All I remember was someone had the bright idea of, you know, we’ve been doing these local events now for several years and we’ve been bringing in these great speakers, and why don’t we do a conference? At the time there was the annual lesbian and gay studies conference, and I think right around then that conference started at Yale, and I think maybe around that year it was at Rutgers, so there was kind of an annual, big, national lesbian and gay studies conference that was being held in the Northeast around that time, but we thought, let’s just do a conference for graduate students.

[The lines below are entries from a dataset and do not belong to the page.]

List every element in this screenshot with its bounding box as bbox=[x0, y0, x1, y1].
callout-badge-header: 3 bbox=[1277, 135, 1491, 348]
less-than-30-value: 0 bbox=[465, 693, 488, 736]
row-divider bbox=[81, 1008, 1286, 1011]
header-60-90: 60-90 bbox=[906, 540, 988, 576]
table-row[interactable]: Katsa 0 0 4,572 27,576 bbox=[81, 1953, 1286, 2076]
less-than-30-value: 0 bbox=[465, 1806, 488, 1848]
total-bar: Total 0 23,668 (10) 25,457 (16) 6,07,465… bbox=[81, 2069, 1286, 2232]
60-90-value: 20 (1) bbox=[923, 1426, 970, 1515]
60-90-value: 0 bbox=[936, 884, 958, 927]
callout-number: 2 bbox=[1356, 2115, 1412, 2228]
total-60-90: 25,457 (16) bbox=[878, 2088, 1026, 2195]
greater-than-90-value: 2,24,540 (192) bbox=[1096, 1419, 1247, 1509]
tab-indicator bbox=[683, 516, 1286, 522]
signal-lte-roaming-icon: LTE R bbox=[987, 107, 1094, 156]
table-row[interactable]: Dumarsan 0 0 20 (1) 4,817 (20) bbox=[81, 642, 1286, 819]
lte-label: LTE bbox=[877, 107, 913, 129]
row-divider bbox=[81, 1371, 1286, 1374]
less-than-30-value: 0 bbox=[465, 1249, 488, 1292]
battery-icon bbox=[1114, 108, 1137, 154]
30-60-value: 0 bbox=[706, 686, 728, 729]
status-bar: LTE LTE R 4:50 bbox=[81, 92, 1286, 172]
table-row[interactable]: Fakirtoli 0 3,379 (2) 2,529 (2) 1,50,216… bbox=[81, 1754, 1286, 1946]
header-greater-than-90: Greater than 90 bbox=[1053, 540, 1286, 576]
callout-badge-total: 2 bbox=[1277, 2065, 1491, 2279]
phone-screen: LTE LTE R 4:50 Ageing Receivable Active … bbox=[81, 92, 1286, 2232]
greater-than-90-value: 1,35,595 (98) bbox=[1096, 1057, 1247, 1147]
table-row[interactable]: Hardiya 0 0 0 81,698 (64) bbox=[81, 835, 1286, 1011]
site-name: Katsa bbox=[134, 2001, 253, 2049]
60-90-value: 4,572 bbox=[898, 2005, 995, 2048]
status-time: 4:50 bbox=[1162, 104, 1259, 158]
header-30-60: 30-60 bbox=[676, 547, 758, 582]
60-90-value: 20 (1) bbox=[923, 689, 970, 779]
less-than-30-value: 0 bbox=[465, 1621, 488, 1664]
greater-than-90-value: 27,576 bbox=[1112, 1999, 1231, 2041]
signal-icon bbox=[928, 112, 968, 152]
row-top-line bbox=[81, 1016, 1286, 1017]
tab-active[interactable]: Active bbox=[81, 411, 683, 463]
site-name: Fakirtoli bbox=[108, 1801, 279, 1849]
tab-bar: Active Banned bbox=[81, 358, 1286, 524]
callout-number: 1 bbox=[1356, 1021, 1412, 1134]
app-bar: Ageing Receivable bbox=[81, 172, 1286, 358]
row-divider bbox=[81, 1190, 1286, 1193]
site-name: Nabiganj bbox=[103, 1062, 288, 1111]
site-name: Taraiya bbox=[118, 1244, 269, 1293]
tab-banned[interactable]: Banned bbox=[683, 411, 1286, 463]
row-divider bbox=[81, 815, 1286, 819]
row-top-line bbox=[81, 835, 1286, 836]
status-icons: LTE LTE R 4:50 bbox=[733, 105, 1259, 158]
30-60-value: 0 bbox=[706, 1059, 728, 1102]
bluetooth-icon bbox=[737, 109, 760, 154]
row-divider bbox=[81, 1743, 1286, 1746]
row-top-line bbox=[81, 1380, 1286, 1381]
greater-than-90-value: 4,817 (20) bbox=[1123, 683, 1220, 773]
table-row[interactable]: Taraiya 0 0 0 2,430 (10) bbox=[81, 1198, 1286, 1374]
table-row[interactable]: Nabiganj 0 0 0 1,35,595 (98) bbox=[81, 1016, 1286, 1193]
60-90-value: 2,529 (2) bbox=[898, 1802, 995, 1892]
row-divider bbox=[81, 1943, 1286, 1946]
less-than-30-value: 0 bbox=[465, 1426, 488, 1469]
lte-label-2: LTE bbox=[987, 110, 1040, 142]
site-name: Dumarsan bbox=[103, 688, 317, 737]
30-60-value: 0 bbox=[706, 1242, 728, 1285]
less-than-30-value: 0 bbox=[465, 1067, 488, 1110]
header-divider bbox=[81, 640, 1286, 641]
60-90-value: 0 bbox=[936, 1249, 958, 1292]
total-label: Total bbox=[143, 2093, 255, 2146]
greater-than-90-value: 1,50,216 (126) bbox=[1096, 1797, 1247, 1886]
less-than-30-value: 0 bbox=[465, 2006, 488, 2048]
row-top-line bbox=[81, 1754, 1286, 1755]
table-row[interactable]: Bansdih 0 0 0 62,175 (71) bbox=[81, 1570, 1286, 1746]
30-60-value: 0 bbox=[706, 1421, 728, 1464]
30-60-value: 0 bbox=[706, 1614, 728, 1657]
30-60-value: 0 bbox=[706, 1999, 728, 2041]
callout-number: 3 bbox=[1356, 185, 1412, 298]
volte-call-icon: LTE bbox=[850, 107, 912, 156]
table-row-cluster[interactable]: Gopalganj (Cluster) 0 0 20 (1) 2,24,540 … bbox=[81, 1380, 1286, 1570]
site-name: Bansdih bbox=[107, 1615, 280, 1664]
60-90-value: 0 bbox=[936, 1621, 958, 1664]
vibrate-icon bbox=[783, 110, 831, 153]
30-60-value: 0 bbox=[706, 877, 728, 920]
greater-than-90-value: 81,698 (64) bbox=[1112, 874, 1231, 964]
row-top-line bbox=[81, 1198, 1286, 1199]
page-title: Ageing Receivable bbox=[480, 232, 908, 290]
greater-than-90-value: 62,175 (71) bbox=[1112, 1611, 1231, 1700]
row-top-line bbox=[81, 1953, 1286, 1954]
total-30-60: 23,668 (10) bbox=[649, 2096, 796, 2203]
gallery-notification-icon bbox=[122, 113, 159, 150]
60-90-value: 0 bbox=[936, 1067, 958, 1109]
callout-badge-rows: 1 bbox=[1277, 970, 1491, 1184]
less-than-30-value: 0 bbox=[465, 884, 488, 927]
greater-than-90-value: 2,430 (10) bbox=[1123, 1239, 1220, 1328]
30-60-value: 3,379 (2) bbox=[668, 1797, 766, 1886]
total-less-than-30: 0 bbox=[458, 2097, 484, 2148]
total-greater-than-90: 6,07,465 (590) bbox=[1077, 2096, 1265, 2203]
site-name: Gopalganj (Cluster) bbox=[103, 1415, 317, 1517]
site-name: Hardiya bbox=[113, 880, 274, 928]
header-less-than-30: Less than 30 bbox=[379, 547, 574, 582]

I remember that we just came up with a bunch of questions that we wanted to address in this conference and we sent out a call for papers––we got a mailing list. We made this really cool poster and we sent to English and gender studies departments and stuff all around the Northeast, and we thought it has to be local-ish because we just can’t afford. So we sent them to colleges and stuff all over the Northeast. I don’t remember the questions we asked but they were probably just things like, how as graduate students do we negotiate the challenges of doing work in an emerging field? What are the personal and professional possibilities, but also risks that we take? I went on the market in 1994, and I remember having discussions with all of these people––my friends––about to what degree do you come out as a job candidate. What do you write on your CV? Do you occlude things? Do you euphemize things? We were really talking about it, which is kind of shocking to think. In the end, I don’t think any of us did [occlude anything]. We were like, well, this is silly––I wrote a dissertation on homoeroticism, I’ve got to say that! What am I going to say? But I think other things like involvement in activist groups and other things that were less academic but were gay, I think we had serious discussions about to what degree do you occlude those kinds of things, because people––if you’re applying to a job in the Midwest or the South, people might be freaked out if you say you’re a member of ACT UP or you did community organizing for ACT UP. Whatever it is. Those were also the kinds of questions that we wanted to ask. How you negotiate your personal identity? So it was that kind of––very pragmatic. Just how do we survive and thrive as graduate students, as teachers and researchers who are working in a new scholarly area that also comes with certain risks? Being that it’s a possibly controversial subject.
We had this great one-day conference, and I think it was really, really meaningful for a lot of us, again, because we wanted to hear our graduate student peers at other institutions. It was the first time, I think, that we had really just this graduate student conference dealing with lesbian and gay studies issues. I don’t think that really had happened before.